The Business Times

Seoul: Stock woes deepen as new trade war with Japan roils market

Published Tue, Jul 9, 2019 · 01:23 AM

[SEOUL] Investors who have stomached the ups and downs of South Korea's stock market this year have just been dealt another blow: resurgent tensions with Japan.

A trade war initiated by Japan to curb exports of materials crucial for the production of memory chips has wiped out over US$35 billion in value from the Korean equity benchmark in July.

Investors sold shares in semiconductor makers amid rising concern that they will be the biggest victims of the dispute.

Japan's decision to tighten controls over exports to South Korea of special materials vital to its tech industry erased about 16 trillion won (S$18 billion) from Samsung Electronics' market cap. SK Hynix has shed 1.5 trillion won. Both Samsung and SK Hynix make up almost a quarter of the benchmark Kospi index.

"The first victim will be technology firms, resulting in delays in investment or production," said Jeon Kyung-dae, who oversees equities at Macquarie Investment Management Korea.

"There are a number of other industries where South Korean firms rely on Japanese technologies, such as shipbuilding and machinery, and there's also concern over boycotts of Japanese products, or vice versa."

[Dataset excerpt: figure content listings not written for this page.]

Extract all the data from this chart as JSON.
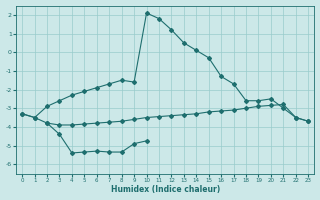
{
  "xlabel": "Humidex (Indice chaleur)",
  "bg_color": "#cce8e8",
  "line_color": "#1e6e6e",
  "grid_color": "#99cccc",
  "xlim": [
    -0.5,
    23.5
  ],
  "ylim": [
    -6.5,
    2.5
  ],
  "yticks": [
    -6,
    -5,
    -4,
    -3,
    -2,
    -1,
    0,
    1,
    2
  ],
  "xticks": [
    0,
    1,
    2,
    3,
    4,
    5,
    6,
    7,
    8,
    9,
    10,
    11,
    12,
    13,
    14,
    15,
    16,
    17,
    18,
    19,
    20,
    21,
    22,
    23
  ],
  "line1_x": [
    0,
    1,
    2,
    3,
    4,
    5,
    6,
    7,
    8,
    9,
    10,
    11,
    12,
    13,
    14,
    15,
    16,
    17,
    18,
    19,
    20,
    21,
    22,
    23
  ],
  "line1_y": [
    -3.3,
    -3.5,
    -2.9,
    -2.6,
    -2.3,
    -2.1,
    -1.9,
    -1.7,
    -1.5,
    -1.6,
    2.1,
    1.8,
    1.2,
    0.5,
    0.1,
    -0.3,
    -1.3,
    -1.7,
    -2.6,
    -2.6,
    -2.5,
    -3.0,
    -3.5,
    -3.7
  ],
  "line2_x": [
    0,
    1,
    2,
    3,
    4,
    5,
    6,
    7,
    8,
    9,
    10,
    11,
    12,
    13,
    14,
    15,
    16,
    17,
    18,
    19,
    20,
    21,
    22,
    23
  ],
  "line2_y": [
    -3.3,
    -3.5,
    -3.8,
    -3.9,
    -3.9,
    -3.85,
    -3.8,
    -3.75,
    -3.7,
    -3.6,
    -3.5,
    -3.45,
    -3.4,
    -3.35,
    -3.3,
    -3.2,
    -3.15,
    -3.1,
    -3.0,
    -2.9,
    -2.85,
    -2.8,
    -3.5,
    -3.7
  ],
  "line3_x": [
    2,
    3,
    4,
    5,
    6,
    7,
    8,
    9,
    10,
    11,
    12,
    13
  ],
  "line3_y": [
    -3.8,
    -4.4,
    -5.4,
    -5.35,
    -5.3,
    -5.35,
    -5.35,
    -4.9,
    -4.75,
    null,
    null,
    null
  ]
}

South Korea's stock market had already been roiled by US-China trade tensions, concerns surrounding the outlook for memory chip demand and sensitive relations with North Korea on its denuclearisation plans.

Last week, South Korean President Moon Jae-in's government lowered its growth forecast for this year.

The Kospi index slumped over 2 per cent on Monday, the biggest drop in two months as volatility climbed.

"The latest skirmish with Japan is just another negative as underlying productivity remains challenged," said Sat Duhra, fund manager at Janus Henderson Investors.

"We have limited tech exposure generally and certainly are not racing to increase this in the current environment."

CHIP STOCKS

Korean chipmakers extended last week's declines after reports that Samsung vice chairman Jay Lee traveled to Japan on Sunday.

Morgan Stanley said Samsung and SK Hynix have less than three months of inventory of the affected materials, while other media reports said that it could be less than a month.

"Just until last week, we thought the issue could be relieved with Korean suppliers who can replace Japanese makers," said Yoon Joon-Won, a fund manager at HDC Asset Management.

"But the visit of Jay Lee to Japan seems to have sparked worries that the situation could be worse than expected."

Still, some Korean firms stand to benefit. Shares of local Samsung suppliers jumped this month on expectations that they may win more orders due to Japan's restrictions.

JAPAN ELECTION

The upcoming Japanese upper house election slated for July 21 will be closely watched by investors like HDC Asset's Mr Yoon, who speculated that politicians may use the export ban issue as part of their campaigns.

"I'm not selling shares in Samsung because of the issue, as I'm waiting for the outcome of the Japan's election," Mr Yoon said. "Details on the exports curb may be released before the election."

For some, the tensions aren't a concern.

"We see a limited long-term impact as a political consensus will be reached, both countries are key partners with the US who would not want an escalating trade issue here," said Ewan Markson-Brown, portfolio manager for Baillie Gifford & Co.

Overseas investors have added a net 248 billion won of shares in Samsung since July 1, the most-bought stock on Kospi index.

"This is another sign of the emerging theme of de-globalisation," said Knut Gezelius, lead portfolio manager at Skagen Global.

"Investors need to ask themselves if the landscape is beginning to change fundamentally."